MUMBAI, India – State run Indian oil giant Oil and Natural Gas Corp. denied Tuesday that it and two other state-run oil companies have jointly bid $5 billion for a stake in six Canadian oilsands assets owned by U.S. energy giant ConocoPhillips, the Press Trust of India reported.
However, the PTI report suggested the companies haven’t completely ruled out making an offer at some point.
“I can categorically say that we have not made a bid yet for the $5 billion deal,” ONGC chairman and managing director Sudhir Vasudeva told PTI.
Vasudeva said that ONGC is looking for overseas acquisitions, but declined to comment on specific deals or timelines.
News reports Monday, quoting anonymous sources, said that ONGC, Indian Oil Corp. and Oil India Ltd. made a joint, non-binding bid for the Canadian assets in July.
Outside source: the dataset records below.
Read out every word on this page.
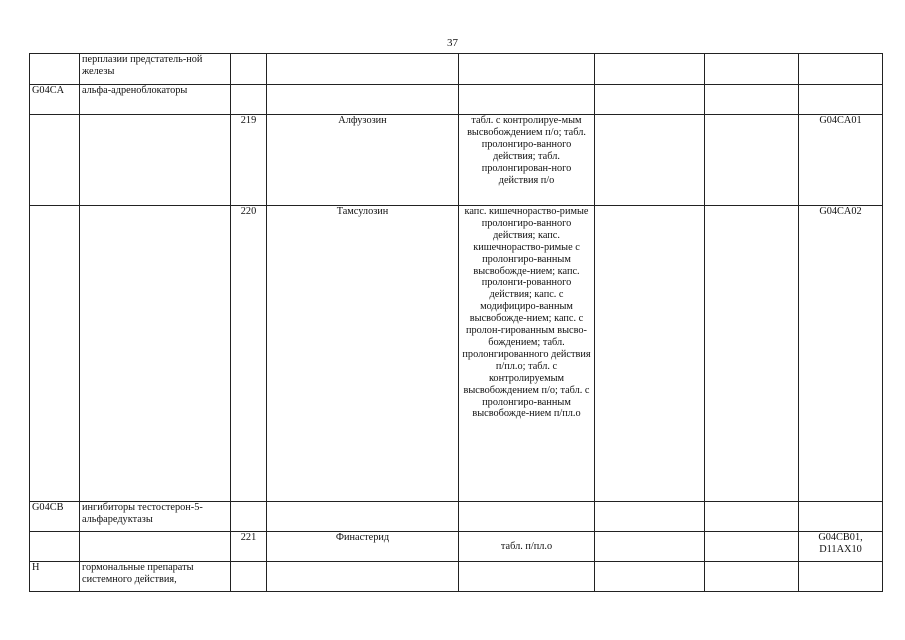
37
	перплазии предстатель-ной железы						
G04CA	альфа-адреноблокаторы						
		219	Алфузозин	табл. с контролируе-мым высвобождением п/о; табл. пролонгиро-ванного действия; табл. пролонгирован-ного действия п/о			G04CA01
		220	Тамсулозин	капс. кишечнораство-римые пролонгиро-ванного действия; капс. кишечнораство-римые с пролонгиро-ванным высвобожде-нием; капс. пролонги-рованного действия; капс. с модифициро-ванным высвобожде-нием; капс. с пролон-гированным высво-бождением; табл. пролонгированного действия п/пл.о; табл. с контролируемым высвобождением п/о; табл. с пролонгиро-ванным высвобожде-нием п/пл.о			G04CA02
G04CB	ингибиторы тестостерон-5-альфаредуктазы						
		221	Финастерид	табл. п/пл.о			G04CB01, D11AX10
H	гормональные препараты системного действия,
Canada’s federal government has been ambiguous about its position on major acquisitions by state-owned foreign companies. Although the Conservative government of Prime Minister Stephen Harper is general in favour of foreign investment in Canada, it has blocked two major deals since coming two power.
A $15-billion purchase of Calgary-based Nexen Inc. by China’s CNOOC has been overwhelmingly approved by shareholders but the deal will require approval by the federal government.
India imports three-quarters of its oil and its state-owned oil companies have been looking to secure energy supplies overseas to meet rising domestic demand.
Executives at the three Indian companies could not be reached for comment on the PTI report.
“We do not comment on market rumours,” said ConocoPhillips spokeswoman Davy Kong.